The UN expert explains: “If it’s the former, then it’s possible that withholding assessed contributions can be used in order to create leverage to drive reforms at the UN.” US treasury secretary Scott Bessent’s recent calls for the IMF and World Bank – two multilateral institutions heavily funded by the US – to steer their focus away from climate action show these tactics already at play. “But if it’s the latter, my worry is that there is no amount of cutting or reforms that will be enough to satisfy them, because they likely see the UN and other multilateral institutions as somehow being fundamentally anti-American,” Chen continues.

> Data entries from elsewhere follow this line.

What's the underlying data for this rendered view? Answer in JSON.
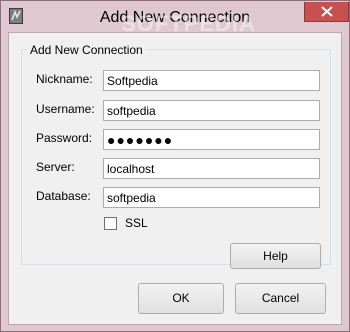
{
  "window": {
    "title": "Add New Connection",
    "icon": "app-icon",
    "close_icon": "close-icon",
    "accent_close": "#c75050"
  },
  "watermark": "SOFTPEDIA",
  "group": {
    "legend": "Add New Connection"
  },
  "form": {
    "nickname_label": "Nickname:",
    "nickname_value": "Softpedia",
    "username_label": "Username:",
    "username_value": "softpedia",
    "password_label": "Password:",
    "password_value": "●●●●●●●",
    "server_label": "Server:",
    "server_value": "localhost",
    "database_label": "Database:",
    "database_value": "softpedia",
    "ssl_label": "SSL",
    "ssl_checked": false
  },
  "buttons": {
    "help": "Help",
    "ok": "OK",
    "cancel": "Cancel"
  }
}
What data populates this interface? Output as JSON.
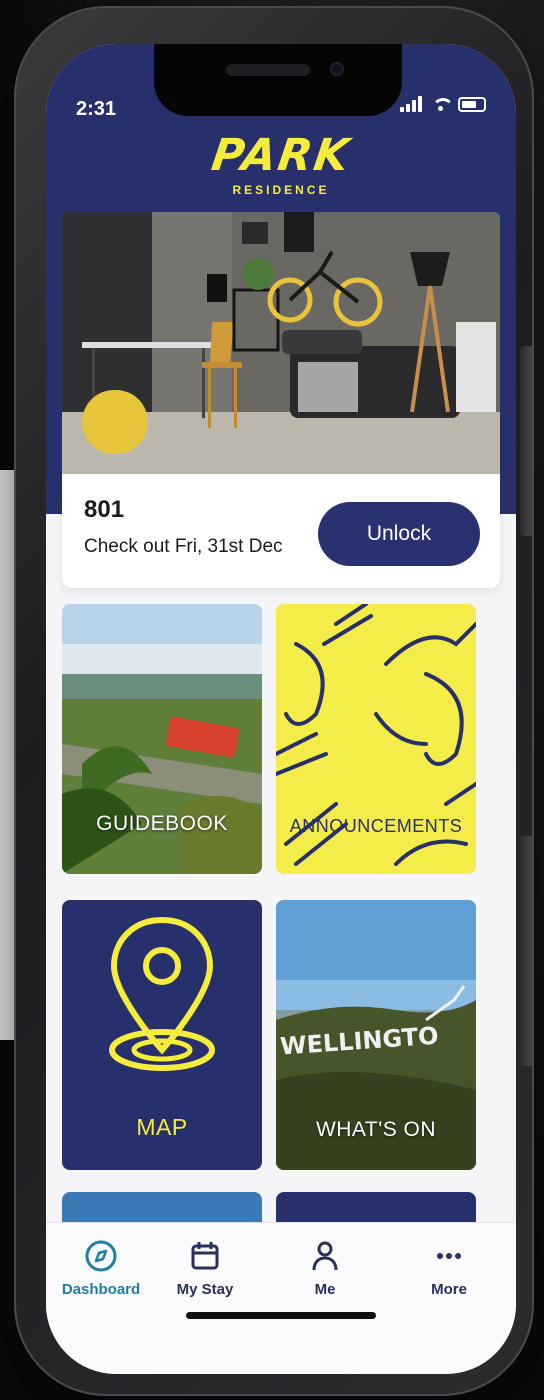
{
  "status_bar": {
    "time": "2:31"
  },
  "brand": {
    "name": "PARK",
    "subtitle": "RESIDENCE"
  },
  "room": {
    "number": "801",
    "checkout": "Check out Fri, 31st Dec",
    "unlock_label": "Unlock"
  },
  "tiles": [
    {
      "label": "GUIDEBOOK"
    },
    {
      "label": "ANNOUNCEMENTS"
    },
    {
      "label": "MAP"
    },
    {
      "label": "WHAT'S ON"
    }
  ],
  "wellington_sign": "WELLINGTO",
  "tabbar": {
    "items": [
      {
        "label": "Dashboard",
        "icon": "compass-icon",
        "active": true
      },
      {
        "label": "My Stay",
        "icon": "calendar-icon"
      },
      {
        "label": "Me",
        "icon": "person-icon"
      },
      {
        "label": "More",
        "icon": "more-dots-icon"
      }
    ]
  },
  "colors": {
    "navy": "#27306A",
    "yellow": "#F5EC3B",
    "active_tab": "#1F7FA3"
  }
}
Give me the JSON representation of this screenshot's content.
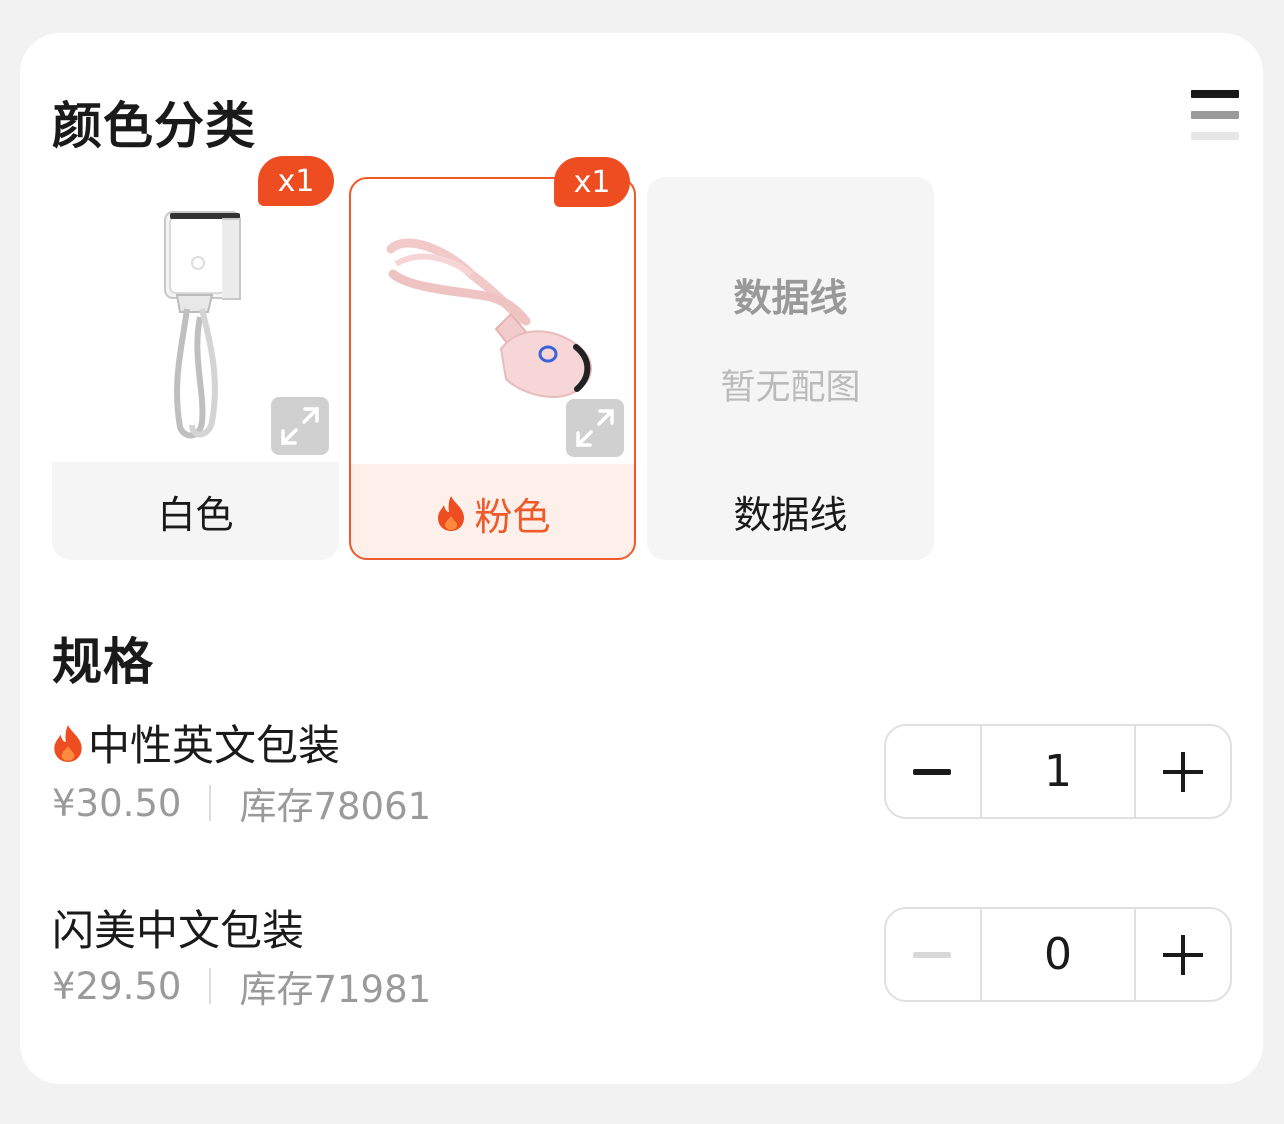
{
  "color_section": {
    "title": "颜色分类",
    "view_toggle_icon": "list-view-icon",
    "options": [
      {
        "label": "白色",
        "badge": "x1",
        "image": "white-eyelash-curler",
        "selected": false,
        "hot": false
      },
      {
        "label": "粉色",
        "badge": "x1",
        "image": "pink-eyelash-curler",
        "selected": true,
        "hot": true
      },
      {
        "label": "数据线",
        "image_title": "数据线",
        "no_image_text": "暂无配图",
        "selected": false,
        "hot": false
      }
    ]
  },
  "spec_section": {
    "title": "规格",
    "items": [
      {
        "name": "中性英文包装",
        "hot": true,
        "price": "¥30.50",
        "stock": "库存78061",
        "quantity": "1",
        "minus_enabled": true
      },
      {
        "name": "闪美中文包装",
        "hot": false,
        "price": "¥29.50",
        "stock": "库存71981",
        "quantity": "0",
        "minus_enabled": false
      }
    ]
  },
  "colors": {
    "accent": "#ee5a2a",
    "badge": "#ee4d22",
    "muted_text": "#9a9a9a"
  }
}
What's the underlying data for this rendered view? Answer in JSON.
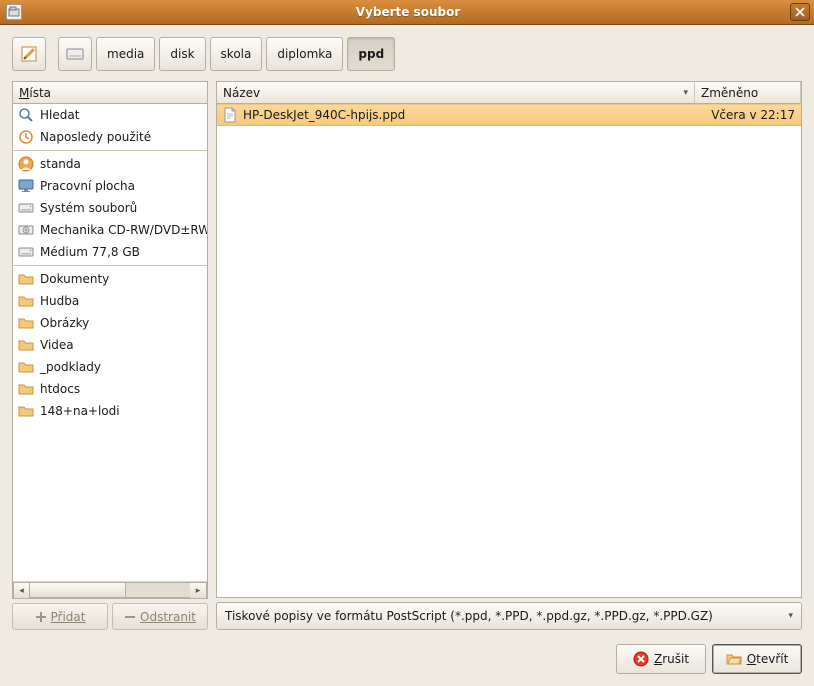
{
  "window": {
    "title": "Vyberte soubor"
  },
  "breadcrumb": [
    "media",
    "disk",
    "skola",
    "diplomka",
    "ppd"
  ],
  "places_header": "Místa",
  "places_header_underline": "M",
  "places": {
    "group1": [
      {
        "icon": "search",
        "label": "Hledat"
      },
      {
        "icon": "recent",
        "label": "Naposledy použité"
      }
    ],
    "group2": [
      {
        "icon": "user",
        "label": "standa"
      },
      {
        "icon": "desktop",
        "label": "Pracovní plocha"
      },
      {
        "icon": "disk",
        "label": "Systém souborů"
      },
      {
        "icon": "optical",
        "label": "Mechanika CD-RW/DVD±RW"
      },
      {
        "icon": "disk",
        "label": "Médium 77,8 GB"
      }
    ],
    "group3": [
      {
        "icon": "folder",
        "label": "Dokumenty"
      },
      {
        "icon": "folder",
        "label": "Hudba"
      },
      {
        "icon": "folder",
        "label": "Obrázky"
      },
      {
        "icon": "folder",
        "label": "Videa"
      },
      {
        "icon": "folder",
        "label": "_podklady"
      },
      {
        "icon": "folder",
        "label": "htdocs"
      },
      {
        "icon": "folder",
        "label": "148+na+lodi"
      }
    ]
  },
  "addremove": {
    "add": "Přidat",
    "remove": "Odstranit"
  },
  "filelist": {
    "col_name": "Název",
    "col_modified": "Změněno",
    "files": [
      {
        "name": "HP-DeskJet_940C-hpijs.ppd",
        "modified": "Včera v 22:17",
        "selected": true
      }
    ]
  },
  "filter": "Tiskové popisy ve formátu PostScript (*.ppd, *.PPD, *.ppd.gz, *.PPD.gz, *.PPD.GZ)",
  "buttons": {
    "cancel": "Zrušit",
    "open": "Otevřít"
  }
}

This has already seeped through in some of the stances taken by the US at the UN, such as Trump’s public rejection of the Sustainable Development Goals, which he sees as infringing on US sovereignty. The US administration’s separate 90-day review into Unesco, which is due to complete before 3 May, will provide some clues as to which of these two camps is going to have more say, Chen says, and what the results of the wider 180-day review could look like.
Peacekeeping budget negotiations in June will also be another important moment when the question of the US’s next steps will come into focus. “That is really where you would be looking for the US to make big savings” and could serve as a prelude to some reforms it could demand of the UN system, says Gowan, just as former UN ambassador Nikki Haley did during Trump’s first term. That said, Trump has signalled that he wants the organisation to focus on preserving peace and may therefore look more favourably on the peacekeeping budget, he adds.
In the meantime, as agencies across the UN system plan deep cuts to their programmes after major drops in funding, not just from the US but also from other donors prioritising defence spending, the UN secretariat has also accelerated efforts to future-proof the troubled organisation. Secretary general António Guterres launched a plan, dubbed the UN80 initiative, in March to improve efficiency and cut costs. It will be presented to the General Assembly by July. Whether this will be enough to bring the US back on board is uncertain.
“There are two schools of thought in New York. One that thinks we can manage this if we somehow engage Washington seriously about reform and rationalisation. Eventually, they will be pragmatic and come around,” says Gowan. “Then there’s another school of thought, which is that the disruption is never going to end.”